En pleine émission gouvernementale, la nouvelle a fait l'effet d'une onde. Le Ministre de la Transition numérique et de l'Innovation technologique, Djibril Ouattara, a confirmé récemment dans le Gouv'Talk du Centre d'Information et de Communication gouvernementale (CICG) la délivrance d'un arrêté ministériel autorisant le déploiement commercial de Starlink sur tout le territoire ivoirien. Cette autorisation n'est pas née du néant. L'Autorité de Régulation des Télécommunications/TIC de Côte d'Ivoire (ARTCI) avait déjà posé les jalons dès le 25 septembre 2025, en accordant à Starlink Network CIV, via sa décision n°2025-1301, le droit d'exploiter des fréquences radioélectriques via des satellites non géostationnaires. Le régulateur avait ainsi fait de la Côte d'Ivoire le premier pays d'Afrique de l'Ouest à octroyer une telle licence.

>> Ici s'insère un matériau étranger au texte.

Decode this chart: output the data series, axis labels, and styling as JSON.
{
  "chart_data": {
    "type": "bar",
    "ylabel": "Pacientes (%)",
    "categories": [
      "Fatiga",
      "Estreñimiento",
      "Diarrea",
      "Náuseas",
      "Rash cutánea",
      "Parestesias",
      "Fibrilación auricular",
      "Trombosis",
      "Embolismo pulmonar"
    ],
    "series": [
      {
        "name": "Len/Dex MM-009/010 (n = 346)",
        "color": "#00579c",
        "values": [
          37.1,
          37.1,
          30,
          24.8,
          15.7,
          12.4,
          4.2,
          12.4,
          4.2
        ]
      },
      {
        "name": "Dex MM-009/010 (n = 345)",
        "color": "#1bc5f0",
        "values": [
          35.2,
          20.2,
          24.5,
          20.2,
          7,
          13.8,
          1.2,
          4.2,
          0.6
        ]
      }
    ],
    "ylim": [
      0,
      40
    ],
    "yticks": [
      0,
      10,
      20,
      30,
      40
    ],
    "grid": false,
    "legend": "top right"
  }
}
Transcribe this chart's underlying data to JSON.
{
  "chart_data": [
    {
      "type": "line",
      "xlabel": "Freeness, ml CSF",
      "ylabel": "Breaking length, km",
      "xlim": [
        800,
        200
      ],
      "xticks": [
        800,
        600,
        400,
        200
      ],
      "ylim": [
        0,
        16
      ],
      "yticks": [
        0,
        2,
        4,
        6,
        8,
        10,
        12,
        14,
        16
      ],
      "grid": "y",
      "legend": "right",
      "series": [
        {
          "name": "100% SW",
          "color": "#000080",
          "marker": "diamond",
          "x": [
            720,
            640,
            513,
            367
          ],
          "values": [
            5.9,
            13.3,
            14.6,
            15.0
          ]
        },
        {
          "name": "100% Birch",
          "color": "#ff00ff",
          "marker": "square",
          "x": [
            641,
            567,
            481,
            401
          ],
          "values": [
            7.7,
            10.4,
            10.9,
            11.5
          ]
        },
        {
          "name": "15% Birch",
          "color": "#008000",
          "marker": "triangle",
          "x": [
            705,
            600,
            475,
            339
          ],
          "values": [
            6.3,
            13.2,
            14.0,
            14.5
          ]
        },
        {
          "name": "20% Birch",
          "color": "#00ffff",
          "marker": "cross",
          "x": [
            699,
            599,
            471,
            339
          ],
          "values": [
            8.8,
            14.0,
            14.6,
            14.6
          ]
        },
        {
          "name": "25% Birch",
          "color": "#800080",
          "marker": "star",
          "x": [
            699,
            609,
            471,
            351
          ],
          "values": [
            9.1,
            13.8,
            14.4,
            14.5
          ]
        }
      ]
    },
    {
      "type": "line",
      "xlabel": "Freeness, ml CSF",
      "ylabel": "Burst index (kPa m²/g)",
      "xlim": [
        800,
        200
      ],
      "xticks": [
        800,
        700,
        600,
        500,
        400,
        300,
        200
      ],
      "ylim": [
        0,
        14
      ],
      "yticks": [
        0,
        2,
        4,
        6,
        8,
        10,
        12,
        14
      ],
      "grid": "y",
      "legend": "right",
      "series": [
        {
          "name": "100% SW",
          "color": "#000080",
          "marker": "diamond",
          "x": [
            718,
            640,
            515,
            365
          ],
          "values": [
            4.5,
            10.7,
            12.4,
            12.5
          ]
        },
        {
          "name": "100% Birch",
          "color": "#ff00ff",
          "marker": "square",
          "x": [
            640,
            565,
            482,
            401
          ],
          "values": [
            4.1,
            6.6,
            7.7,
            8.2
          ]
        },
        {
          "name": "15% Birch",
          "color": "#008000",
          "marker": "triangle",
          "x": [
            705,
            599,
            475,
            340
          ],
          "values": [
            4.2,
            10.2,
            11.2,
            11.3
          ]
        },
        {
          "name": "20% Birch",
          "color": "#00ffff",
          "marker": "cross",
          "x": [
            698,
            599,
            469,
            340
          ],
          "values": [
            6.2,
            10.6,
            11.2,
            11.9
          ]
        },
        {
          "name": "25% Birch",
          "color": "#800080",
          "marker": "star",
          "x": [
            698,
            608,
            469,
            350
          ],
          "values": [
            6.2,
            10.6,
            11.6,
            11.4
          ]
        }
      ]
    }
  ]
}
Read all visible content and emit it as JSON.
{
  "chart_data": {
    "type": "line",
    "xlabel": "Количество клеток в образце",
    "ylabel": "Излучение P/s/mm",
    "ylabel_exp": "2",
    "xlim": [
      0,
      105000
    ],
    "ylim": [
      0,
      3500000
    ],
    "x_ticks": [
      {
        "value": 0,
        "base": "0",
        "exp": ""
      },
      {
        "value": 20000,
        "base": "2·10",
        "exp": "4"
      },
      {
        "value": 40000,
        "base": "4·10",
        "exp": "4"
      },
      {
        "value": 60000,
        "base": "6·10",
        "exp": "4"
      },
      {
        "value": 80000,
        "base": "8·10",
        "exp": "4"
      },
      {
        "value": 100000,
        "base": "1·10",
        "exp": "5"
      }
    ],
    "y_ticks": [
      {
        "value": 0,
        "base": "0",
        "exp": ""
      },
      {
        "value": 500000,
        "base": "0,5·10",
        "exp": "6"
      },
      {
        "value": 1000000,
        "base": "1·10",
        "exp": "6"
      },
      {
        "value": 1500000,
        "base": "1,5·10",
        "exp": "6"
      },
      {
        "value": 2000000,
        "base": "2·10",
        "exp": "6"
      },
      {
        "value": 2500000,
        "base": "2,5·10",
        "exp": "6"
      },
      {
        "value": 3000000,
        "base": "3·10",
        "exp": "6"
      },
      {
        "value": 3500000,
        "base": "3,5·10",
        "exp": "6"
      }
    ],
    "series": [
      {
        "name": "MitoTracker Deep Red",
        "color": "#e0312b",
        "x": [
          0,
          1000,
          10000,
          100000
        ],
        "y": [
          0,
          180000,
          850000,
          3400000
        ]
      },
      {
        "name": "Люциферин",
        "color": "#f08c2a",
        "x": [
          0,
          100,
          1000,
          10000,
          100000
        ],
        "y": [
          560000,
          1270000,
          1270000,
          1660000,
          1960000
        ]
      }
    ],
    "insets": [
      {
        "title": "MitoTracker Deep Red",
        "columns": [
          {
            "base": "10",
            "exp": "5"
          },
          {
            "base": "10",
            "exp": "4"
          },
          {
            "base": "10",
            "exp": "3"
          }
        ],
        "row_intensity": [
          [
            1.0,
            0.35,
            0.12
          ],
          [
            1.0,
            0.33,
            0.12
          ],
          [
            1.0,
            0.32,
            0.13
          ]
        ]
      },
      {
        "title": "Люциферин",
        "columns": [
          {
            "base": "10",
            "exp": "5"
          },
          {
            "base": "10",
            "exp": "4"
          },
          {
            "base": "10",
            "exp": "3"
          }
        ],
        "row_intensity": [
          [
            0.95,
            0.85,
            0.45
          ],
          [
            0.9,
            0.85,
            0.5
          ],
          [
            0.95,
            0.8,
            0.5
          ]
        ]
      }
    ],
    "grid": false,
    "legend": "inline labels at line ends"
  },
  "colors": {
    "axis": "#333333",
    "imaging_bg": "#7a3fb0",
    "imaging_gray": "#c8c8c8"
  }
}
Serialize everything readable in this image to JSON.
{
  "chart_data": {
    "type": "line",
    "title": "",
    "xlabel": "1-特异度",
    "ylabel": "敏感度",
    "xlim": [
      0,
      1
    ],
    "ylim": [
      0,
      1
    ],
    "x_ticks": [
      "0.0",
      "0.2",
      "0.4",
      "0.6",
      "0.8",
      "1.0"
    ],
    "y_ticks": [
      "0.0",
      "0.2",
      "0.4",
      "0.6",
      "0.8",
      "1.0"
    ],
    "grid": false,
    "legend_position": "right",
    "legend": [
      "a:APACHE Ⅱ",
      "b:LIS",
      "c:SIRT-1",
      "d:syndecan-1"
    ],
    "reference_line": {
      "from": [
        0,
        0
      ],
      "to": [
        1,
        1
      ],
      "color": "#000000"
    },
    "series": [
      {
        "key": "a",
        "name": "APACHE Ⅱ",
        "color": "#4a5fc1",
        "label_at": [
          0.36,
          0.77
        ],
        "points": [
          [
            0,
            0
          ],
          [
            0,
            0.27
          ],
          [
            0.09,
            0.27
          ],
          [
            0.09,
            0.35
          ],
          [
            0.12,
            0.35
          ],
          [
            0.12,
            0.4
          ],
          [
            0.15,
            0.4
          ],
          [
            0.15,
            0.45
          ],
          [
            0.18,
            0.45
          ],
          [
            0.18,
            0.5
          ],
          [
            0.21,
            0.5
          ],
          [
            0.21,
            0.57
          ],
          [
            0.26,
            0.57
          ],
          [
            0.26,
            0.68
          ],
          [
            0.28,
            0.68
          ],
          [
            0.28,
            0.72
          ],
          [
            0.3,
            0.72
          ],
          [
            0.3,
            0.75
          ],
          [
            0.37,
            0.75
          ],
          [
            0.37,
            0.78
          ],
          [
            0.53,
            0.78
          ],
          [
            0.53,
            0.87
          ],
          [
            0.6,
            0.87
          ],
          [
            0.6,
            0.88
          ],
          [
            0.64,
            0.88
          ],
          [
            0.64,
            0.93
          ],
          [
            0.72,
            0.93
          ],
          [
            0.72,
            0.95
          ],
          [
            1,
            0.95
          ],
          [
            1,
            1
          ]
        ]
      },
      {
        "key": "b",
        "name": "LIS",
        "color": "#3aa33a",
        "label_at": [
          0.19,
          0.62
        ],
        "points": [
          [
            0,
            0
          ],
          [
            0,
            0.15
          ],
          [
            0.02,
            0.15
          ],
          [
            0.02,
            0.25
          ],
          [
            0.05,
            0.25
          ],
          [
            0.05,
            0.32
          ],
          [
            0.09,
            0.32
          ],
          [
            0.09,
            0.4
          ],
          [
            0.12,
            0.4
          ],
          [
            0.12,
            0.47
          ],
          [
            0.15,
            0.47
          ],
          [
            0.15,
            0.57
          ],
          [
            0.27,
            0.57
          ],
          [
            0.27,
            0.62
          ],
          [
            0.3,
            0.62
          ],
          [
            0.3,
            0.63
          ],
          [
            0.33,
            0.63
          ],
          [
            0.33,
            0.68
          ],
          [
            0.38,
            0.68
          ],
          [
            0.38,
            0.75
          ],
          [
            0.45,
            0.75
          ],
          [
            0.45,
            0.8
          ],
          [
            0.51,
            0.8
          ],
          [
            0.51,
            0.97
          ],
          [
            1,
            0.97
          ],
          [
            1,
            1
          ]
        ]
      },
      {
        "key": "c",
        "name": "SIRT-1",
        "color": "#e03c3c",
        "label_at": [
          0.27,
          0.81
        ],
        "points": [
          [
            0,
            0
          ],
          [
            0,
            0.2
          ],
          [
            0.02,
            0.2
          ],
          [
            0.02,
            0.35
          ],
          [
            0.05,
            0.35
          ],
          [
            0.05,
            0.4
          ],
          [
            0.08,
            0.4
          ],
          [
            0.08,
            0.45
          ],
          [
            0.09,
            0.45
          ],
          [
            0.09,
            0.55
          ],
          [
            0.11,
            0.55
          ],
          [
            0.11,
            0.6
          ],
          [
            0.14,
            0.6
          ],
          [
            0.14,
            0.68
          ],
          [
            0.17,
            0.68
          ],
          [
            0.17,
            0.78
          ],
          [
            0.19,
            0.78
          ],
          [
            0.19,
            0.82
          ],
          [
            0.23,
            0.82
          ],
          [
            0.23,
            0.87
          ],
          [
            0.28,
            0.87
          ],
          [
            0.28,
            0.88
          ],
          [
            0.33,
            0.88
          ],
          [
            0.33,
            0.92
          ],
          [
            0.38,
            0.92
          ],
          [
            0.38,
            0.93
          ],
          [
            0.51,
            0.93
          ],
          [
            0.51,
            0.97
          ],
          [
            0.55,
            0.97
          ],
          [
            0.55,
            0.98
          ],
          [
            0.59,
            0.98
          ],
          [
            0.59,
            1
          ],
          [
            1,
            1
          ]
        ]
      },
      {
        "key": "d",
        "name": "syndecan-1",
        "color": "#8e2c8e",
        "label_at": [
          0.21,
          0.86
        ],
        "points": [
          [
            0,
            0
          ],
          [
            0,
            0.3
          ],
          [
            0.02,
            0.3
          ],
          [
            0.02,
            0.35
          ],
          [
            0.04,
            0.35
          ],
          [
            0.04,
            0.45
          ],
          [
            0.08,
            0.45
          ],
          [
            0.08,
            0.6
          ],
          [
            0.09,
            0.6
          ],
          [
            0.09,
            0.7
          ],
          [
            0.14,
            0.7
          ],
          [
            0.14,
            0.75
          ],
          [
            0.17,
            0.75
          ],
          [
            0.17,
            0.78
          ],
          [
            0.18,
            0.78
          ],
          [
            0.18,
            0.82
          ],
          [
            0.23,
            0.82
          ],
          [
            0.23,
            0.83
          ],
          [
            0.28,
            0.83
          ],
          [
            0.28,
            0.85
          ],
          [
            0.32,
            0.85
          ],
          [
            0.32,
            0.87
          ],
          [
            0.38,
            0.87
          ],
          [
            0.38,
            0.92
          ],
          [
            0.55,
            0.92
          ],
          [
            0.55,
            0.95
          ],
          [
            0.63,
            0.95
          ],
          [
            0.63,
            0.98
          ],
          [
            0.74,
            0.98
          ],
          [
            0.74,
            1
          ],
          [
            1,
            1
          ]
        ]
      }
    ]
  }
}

L'autorisation actuelle, d'une durée provisoire de douze mois, servira de phase d'essai avant l'octroi définitif d'une licence pleine et entière. La technologie direct-to-device permettra aux utilisateurs de basculer automatiquement vers le satellite en cas de défaillance des réseaux mobiles classiques. Le déploiement ciblera en priorité les zones rurales et enclavées, dans le cadre du Programme national de connectivité rurale (PNCR), qui vise à faire passer le taux de couverture internet de 95% à 98%. Avec cette ouverture, la Côte d'Ivoire rejoint, sur le continent, le Nigeria, le Rwanda, le Kenya et la République du Congo parmi les pays ayant autorisé Starlink, qui compte désormais 27 marchés africains.

La prochaine étape sera décisive. Il sera question de transformer cette autorisation provisoire en déploiement effectif et inclusif, pour que l'internet par satellite ne reste pas un privilège des villes, mais devienne un levier réel de développement pour les communautés rurales ivoiriennes.